Per the report, the Seoul Southern District Prosecutors’ Office’s joint financial and securities crime investigation team has also summoned former employees of Terraform Labs who were involved in the initial development of the Terra ecosystem in 2019.
One of those employees has reportedly revealed that the team had doubts about the TerraUSD (UST) stablecoin design from the very start.
They also claim to have warned Do Kwon, the founder and CEO of Terraform Labs, that the algorithmic mechanism designed to protect the asset’s peg to the U.S. dollar, may eventually fail, however, Kwon pushed with the launch anyway.
“Even at that time, there was a warning inside that there could be a collapse at any time, but CEO Kwon Do-hyeong forced the coin to be launched,” said the employee.
Now the prosecutors are investigating whether Kwon was aware of those issues while also looking into potential internal price manipulation.
Additionally, the authorities are probing if domestic cryptocurrency exchanges went through proper listing review processes before listing UST and its sister token LUNA.
While the JTBC report doesn’t cite any sources, a Korea Herald report on Monday claimed that Terraform Labs, the Singapore-based company behind TerraUSD and Luna, had allegedly shut down its South Korean branch last year to evade taxes.
Allegedly, the company technically dissolved its South Korean branch several months before the shutdown was announced officially.
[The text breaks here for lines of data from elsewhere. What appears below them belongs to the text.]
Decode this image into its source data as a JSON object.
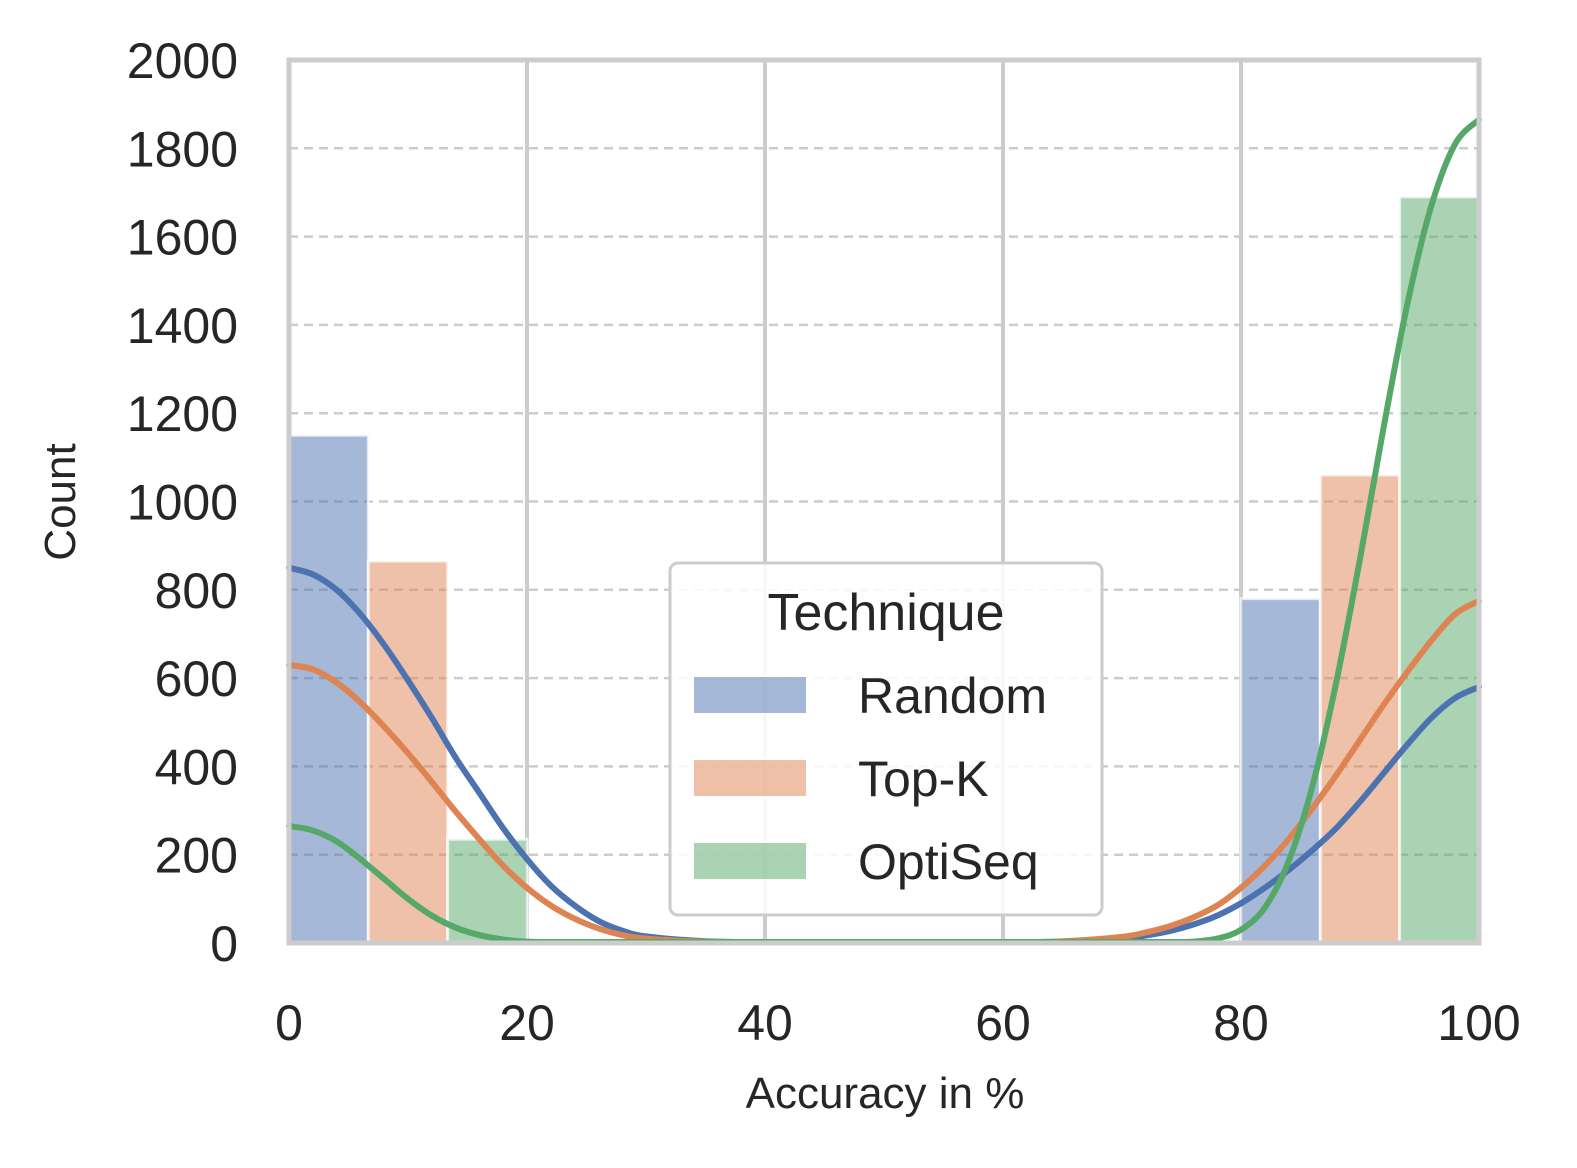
{
  "chart_data": {
    "type": "histogram",
    "title": "",
    "xlabel": "Accuracy in %",
    "ylabel": "Count",
    "xlim": [
      0,
      100
    ],
    "ylim": [
      0,
      2000
    ],
    "x_ticks": [
      "0",
      "20",
      "40",
      "60",
      "80",
      "100"
    ],
    "y_ticks": [
      "0",
      "200",
      "400",
      "600",
      "800",
      "1000",
      "1200",
      "1400",
      "1600",
      "1800",
      "2000"
    ],
    "bin_edges": [
      0,
      20,
      80,
      100
    ],
    "legend": {
      "title": "Technique",
      "placement": "lower center"
    },
    "series": [
      {
        "name": "Random",
        "color": "#4c72b0",
        "bars": [
          {
            "bin": [
              0,
              20
            ],
            "value": 1150
          },
          {
            "bin": [
              80,
              100
            ],
            "value": 780
          }
        ],
        "kde": {
          "x": [
            0,
            2,
            4,
            6,
            8,
            10,
            12,
            14,
            16,
            18,
            20,
            22,
            24,
            26,
            28,
            30,
            35,
            40,
            60,
            65,
            70,
            72,
            74,
            76,
            78,
            80,
            82,
            84,
            86,
            88,
            90,
            92,
            94,
            96,
            98,
            100
          ],
          "y": [
            850,
            835,
            800,
            745,
            675,
            595,
            510,
            420,
            340,
            260,
            190,
            130,
            85,
            50,
            28,
            15,
            4,
            0,
            0,
            3,
            10,
            17,
            27,
            42,
            62,
            90,
            125,
            165,
            210,
            260,
            320,
            385,
            450,
            510,
            555,
            580
          ]
        }
      },
      {
        "name": "Top-K",
        "color": "#dd8452",
        "bars": [
          {
            "bin": [
              0,
              20
            ],
            "value": 865
          },
          {
            "bin": [
              80,
              100
            ],
            "value": 1060
          }
        ],
        "kde": {
          "x": [
            0,
            2,
            4,
            6,
            8,
            10,
            12,
            14,
            16,
            18,
            20,
            22,
            24,
            26,
            28,
            30,
            35,
            40,
            60,
            65,
            70,
            72,
            74,
            76,
            78,
            80,
            82,
            84,
            86,
            88,
            90,
            92,
            94,
            96,
            98,
            100
          ],
          "y": [
            630,
            620,
            590,
            545,
            490,
            430,
            365,
            298,
            235,
            175,
            125,
            85,
            55,
            33,
            18,
            10,
            3,
            0,
            0,
            4,
            14,
            24,
            38,
            58,
            85,
            125,
            175,
            235,
            305,
            380,
            460,
            540,
            615,
            685,
            745,
            775
          ]
        }
      },
      {
        "name": "OptiSeq",
        "color": "#55a868",
        "bars": [
          {
            "bin": [
              0,
              20
            ],
            "value": 235
          },
          {
            "bin": [
              80,
              100
            ],
            "value": 1690
          }
        ],
        "kde": {
          "x": [
            0,
            2,
            4,
            6,
            8,
            10,
            12,
            14,
            16,
            18,
            20,
            22,
            24,
            26,
            28,
            30,
            40,
            60,
            70,
            74,
            76,
            78,
            80,
            82,
            84,
            86,
            88,
            90,
            92,
            94,
            96,
            98,
            100
          ],
          "y": [
            265,
            255,
            230,
            190,
            145,
            100,
            62,
            35,
            18,
            8,
            3,
            1,
            0,
            0,
            0,
            0,
            0,
            0,
            0,
            1,
            3,
            10,
            30,
            80,
            185,
            355,
            590,
            870,
            1170,
            1450,
            1670,
            1810,
            1865
          ]
        }
      }
    ]
  }
}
This, however, contradicts an earlier report by South Korean news site Digital Today, which claimed that the closure of two South Korean offices and the dissolution of the Terraform Labs Korea Corporation happened just days before Terra's collapse.
Terra's UST stablecoin imploded earlier this month after losing its peg to the dollar.
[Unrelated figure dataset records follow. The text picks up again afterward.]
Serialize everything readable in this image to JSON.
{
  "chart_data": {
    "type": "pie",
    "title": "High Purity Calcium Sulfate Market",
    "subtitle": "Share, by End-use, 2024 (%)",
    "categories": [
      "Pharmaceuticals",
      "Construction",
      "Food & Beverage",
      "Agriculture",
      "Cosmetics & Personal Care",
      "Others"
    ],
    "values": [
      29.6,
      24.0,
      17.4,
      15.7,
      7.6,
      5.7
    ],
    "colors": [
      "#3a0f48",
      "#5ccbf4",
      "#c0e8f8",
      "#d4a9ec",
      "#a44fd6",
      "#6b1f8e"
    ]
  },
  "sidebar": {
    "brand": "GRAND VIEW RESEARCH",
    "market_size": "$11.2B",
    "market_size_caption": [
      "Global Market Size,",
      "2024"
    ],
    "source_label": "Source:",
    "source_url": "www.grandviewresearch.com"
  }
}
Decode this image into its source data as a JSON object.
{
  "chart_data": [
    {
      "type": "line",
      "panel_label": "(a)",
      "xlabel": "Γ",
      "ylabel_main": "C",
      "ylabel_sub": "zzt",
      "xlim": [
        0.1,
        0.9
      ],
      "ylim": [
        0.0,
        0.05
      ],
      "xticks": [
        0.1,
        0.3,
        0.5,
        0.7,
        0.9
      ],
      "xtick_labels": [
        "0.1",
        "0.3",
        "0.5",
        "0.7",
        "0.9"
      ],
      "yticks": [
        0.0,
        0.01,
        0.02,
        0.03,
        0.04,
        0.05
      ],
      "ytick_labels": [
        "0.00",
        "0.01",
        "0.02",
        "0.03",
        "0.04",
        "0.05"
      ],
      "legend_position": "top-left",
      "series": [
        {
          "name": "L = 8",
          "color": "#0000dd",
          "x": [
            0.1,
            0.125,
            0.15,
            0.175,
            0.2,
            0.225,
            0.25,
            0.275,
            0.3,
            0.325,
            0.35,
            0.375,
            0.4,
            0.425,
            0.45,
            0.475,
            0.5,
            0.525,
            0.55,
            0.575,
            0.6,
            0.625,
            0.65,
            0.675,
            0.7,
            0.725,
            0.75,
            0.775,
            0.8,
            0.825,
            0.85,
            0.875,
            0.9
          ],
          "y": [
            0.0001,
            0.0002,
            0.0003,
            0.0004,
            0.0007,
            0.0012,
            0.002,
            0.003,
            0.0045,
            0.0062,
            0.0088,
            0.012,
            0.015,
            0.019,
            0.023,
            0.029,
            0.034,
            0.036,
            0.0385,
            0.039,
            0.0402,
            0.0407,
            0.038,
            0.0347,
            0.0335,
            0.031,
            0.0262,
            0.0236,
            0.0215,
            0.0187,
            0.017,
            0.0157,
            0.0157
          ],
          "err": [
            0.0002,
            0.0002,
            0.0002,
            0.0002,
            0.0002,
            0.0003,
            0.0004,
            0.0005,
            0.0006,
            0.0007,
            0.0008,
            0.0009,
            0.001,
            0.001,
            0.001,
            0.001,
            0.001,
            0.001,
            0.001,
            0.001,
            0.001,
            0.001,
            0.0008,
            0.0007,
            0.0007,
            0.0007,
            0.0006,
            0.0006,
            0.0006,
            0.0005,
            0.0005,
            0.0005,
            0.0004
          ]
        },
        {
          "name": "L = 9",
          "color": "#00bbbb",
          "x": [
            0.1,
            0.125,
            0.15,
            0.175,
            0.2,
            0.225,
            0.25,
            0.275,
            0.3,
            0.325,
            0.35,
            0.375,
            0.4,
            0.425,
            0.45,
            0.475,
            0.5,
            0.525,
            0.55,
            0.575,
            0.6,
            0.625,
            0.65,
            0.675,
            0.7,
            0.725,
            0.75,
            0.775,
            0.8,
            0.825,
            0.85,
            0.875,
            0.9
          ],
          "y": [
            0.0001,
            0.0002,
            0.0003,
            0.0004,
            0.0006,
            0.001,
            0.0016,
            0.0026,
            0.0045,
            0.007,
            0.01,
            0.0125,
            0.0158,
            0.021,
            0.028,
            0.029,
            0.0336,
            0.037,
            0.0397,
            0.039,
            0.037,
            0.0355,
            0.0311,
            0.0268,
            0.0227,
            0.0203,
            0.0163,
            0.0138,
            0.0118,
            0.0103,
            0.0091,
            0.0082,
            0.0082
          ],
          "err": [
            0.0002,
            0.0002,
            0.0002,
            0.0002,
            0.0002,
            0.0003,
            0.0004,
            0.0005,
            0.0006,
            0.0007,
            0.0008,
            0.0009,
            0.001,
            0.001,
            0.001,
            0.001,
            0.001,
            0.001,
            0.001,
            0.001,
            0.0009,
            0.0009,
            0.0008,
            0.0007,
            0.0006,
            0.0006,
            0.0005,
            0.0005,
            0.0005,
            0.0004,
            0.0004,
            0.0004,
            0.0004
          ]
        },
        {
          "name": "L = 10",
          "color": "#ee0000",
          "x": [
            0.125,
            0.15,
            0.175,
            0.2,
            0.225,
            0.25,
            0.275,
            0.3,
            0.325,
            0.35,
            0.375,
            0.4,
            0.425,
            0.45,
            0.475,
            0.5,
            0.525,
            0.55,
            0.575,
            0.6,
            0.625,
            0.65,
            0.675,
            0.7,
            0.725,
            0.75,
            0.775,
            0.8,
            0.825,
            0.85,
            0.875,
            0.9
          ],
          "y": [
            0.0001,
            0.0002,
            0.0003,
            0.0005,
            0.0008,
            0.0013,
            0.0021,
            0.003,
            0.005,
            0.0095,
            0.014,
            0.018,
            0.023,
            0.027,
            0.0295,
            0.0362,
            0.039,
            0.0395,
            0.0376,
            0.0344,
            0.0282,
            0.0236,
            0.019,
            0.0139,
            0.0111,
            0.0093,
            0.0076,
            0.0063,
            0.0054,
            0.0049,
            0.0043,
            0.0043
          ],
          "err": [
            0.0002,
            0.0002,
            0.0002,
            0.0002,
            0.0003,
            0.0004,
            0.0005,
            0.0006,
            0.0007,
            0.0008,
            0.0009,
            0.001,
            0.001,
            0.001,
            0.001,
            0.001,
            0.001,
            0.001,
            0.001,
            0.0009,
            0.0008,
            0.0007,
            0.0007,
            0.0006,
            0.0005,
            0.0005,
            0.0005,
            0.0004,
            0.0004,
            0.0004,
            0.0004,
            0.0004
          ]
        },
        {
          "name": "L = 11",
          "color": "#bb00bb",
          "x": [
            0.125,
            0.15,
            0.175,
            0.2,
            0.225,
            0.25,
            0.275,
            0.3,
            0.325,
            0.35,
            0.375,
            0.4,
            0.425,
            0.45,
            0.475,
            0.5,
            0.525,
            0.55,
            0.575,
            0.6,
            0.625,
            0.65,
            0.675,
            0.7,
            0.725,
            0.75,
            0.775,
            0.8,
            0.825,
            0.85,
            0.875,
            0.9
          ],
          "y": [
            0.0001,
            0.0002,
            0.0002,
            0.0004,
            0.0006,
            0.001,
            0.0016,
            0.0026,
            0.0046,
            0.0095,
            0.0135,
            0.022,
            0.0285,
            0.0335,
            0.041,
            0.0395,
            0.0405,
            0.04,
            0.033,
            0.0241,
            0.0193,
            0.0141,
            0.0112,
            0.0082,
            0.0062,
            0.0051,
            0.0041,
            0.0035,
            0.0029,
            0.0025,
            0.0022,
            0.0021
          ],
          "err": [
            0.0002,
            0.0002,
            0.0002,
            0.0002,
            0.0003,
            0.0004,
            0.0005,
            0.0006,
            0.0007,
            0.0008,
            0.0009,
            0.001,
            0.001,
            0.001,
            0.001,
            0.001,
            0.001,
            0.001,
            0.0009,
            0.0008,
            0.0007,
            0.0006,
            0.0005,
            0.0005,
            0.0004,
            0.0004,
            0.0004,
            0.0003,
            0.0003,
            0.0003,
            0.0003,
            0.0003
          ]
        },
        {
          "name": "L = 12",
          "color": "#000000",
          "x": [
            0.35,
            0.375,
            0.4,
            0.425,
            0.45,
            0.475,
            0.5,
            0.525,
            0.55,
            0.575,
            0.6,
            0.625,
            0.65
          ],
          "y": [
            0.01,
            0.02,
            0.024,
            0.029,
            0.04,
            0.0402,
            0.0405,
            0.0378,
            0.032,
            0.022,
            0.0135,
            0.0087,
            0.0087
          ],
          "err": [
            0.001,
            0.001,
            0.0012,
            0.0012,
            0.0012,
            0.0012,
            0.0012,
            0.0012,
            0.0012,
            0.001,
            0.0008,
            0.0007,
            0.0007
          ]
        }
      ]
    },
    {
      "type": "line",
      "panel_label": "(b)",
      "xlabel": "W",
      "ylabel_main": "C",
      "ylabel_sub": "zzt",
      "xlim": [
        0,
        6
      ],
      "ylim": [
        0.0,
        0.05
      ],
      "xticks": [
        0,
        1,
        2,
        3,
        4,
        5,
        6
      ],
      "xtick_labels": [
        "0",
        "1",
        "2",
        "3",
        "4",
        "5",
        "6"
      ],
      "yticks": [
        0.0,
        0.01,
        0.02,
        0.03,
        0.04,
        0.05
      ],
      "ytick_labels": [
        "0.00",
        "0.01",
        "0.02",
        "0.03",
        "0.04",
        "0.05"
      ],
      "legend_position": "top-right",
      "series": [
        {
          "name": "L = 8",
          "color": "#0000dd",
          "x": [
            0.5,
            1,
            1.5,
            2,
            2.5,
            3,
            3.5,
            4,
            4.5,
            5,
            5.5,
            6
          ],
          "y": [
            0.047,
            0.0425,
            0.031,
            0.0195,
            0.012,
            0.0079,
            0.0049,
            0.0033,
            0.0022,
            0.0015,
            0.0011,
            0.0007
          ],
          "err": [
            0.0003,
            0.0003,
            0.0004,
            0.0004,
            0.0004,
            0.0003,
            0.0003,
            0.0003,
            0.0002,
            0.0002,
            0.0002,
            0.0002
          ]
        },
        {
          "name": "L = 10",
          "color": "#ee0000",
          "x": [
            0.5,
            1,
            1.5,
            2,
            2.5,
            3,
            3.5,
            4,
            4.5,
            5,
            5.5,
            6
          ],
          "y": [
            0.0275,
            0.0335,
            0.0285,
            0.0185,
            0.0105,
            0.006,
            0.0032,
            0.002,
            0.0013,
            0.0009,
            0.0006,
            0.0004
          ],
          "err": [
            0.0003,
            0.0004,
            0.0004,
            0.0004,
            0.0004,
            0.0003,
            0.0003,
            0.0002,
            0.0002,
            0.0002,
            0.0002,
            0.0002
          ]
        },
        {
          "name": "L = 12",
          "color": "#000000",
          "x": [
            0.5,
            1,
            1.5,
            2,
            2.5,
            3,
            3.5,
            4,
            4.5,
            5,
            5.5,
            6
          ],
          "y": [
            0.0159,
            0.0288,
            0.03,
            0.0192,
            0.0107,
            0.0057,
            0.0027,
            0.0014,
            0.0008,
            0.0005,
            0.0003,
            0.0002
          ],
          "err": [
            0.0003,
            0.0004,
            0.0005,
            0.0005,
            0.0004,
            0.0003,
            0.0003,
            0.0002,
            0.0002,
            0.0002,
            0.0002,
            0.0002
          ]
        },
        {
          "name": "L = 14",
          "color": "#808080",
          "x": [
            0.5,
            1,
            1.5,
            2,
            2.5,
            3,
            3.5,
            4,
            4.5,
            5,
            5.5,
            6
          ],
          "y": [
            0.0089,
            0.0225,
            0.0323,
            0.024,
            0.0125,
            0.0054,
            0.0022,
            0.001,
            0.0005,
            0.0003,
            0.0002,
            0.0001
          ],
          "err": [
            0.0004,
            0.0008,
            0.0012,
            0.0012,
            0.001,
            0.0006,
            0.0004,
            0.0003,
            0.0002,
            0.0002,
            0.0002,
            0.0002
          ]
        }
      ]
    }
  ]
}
The price of UST eventually fell below 10 cents and hasn't recovered. Meanwhile, LUNA, once a Top-10 coin that peaked at $119 at the beginning of April, became practically worthless after plunging below a cent.
In hopes of resurrecting the project, Terraform Labs launched a new Terra blockchain, dubbed Terra 2.0, over the weekend. It dropped the algorithmic stablecoin entirely from the relaunched network and renamed the original LUNA tokens to "Luna Classic" (LUNC).
The launch was not exactly smooth though, with the revamped Luna initially peaking at $19.54 only to fall to $3.63 within the next few hours.
Luna saw some rebound afterwards, though, with the asset currently trading at $6.42, or up 13.59% over the past 24 hours, per CoinMarketCap.